Para o ex-primeiro-ministro, as afirmações de Medina - que disse que o caso Sócrates “corrói o funcionamento da vida democrática” são “de uma profunda canalhice”. “É tudo o que tenho a dizer sobre isso. O PS devia ter vergonha de desconsiderar aquilo que são direitos e garantias fundamentais dos cidadãos que fizeram a cultura política do PS quando lutámos em 1975 pela liberdade”, repetiu, lembrando que o fundador do PS Mário Soares lhe “expressou companheirismo, não apenas por razões pessoais, mas porque pensava ser esse o seu dever”. “Tomei a decisão correcta quando saí do PS. Já não aguentava mais o silêncio. Grande parte dos que estão a falar agora estão a ajustar contas com a sua covardia moral.

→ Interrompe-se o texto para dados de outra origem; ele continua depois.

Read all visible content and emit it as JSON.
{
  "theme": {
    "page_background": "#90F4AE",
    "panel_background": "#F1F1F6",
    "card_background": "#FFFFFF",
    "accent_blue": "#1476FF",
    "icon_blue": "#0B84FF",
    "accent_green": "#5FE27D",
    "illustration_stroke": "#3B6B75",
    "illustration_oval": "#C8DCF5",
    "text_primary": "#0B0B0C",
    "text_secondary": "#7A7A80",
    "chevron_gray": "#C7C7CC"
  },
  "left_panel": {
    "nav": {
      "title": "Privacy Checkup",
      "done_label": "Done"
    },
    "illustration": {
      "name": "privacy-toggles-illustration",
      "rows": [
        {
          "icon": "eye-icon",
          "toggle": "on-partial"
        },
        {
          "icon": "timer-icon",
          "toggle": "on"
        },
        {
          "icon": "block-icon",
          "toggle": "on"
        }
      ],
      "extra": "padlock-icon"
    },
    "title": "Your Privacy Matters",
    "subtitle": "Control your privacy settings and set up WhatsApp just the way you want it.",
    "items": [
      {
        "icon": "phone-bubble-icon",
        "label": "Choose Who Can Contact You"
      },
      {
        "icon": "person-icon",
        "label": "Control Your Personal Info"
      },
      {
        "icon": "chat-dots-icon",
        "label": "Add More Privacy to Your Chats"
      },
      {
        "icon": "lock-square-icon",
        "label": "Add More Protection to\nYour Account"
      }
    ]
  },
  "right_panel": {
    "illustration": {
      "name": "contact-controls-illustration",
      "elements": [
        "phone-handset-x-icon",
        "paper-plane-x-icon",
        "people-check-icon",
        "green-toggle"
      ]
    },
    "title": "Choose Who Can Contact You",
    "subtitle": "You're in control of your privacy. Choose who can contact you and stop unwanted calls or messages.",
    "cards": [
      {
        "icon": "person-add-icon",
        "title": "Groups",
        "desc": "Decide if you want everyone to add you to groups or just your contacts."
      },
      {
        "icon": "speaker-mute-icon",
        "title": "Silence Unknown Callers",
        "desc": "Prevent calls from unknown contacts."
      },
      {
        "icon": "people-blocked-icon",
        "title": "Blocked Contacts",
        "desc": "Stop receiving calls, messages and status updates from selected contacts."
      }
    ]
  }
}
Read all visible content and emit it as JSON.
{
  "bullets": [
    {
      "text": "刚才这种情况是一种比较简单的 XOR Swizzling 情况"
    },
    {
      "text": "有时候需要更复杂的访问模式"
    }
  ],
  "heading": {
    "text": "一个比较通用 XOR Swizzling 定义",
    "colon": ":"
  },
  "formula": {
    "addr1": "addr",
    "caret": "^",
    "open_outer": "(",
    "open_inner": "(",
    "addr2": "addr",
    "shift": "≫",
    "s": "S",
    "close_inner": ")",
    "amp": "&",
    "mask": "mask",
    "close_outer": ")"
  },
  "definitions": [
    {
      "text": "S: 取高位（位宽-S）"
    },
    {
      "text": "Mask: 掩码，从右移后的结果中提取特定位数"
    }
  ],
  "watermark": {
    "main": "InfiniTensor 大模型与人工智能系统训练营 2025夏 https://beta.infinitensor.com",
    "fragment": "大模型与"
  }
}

Não disseram uma palavra quando fui detido no aeroporto com televisões”, disse, voltando a queixar-se da “viciação” do processo”. “Isto sempre foi um caso político, não um caso judicial”, repetiu o primeiro-ministro.
O antigo primeiro-ministro irá a a julgamento no processo Operação Marquês por branqueamento de capitais e outros crimes. Em causa estão 1,72 milhões de euros entregues pelo empresário e alegado testa-de-ferro a Sócrates, que implicam três crimes de branqueamento de capitais, muito embora já tenha prescrito a corrupção subjacente a estes delitos. Além do branqueamento de capitais, Sócrates vai ser pronunciado por três crimes de falsificação de documentos.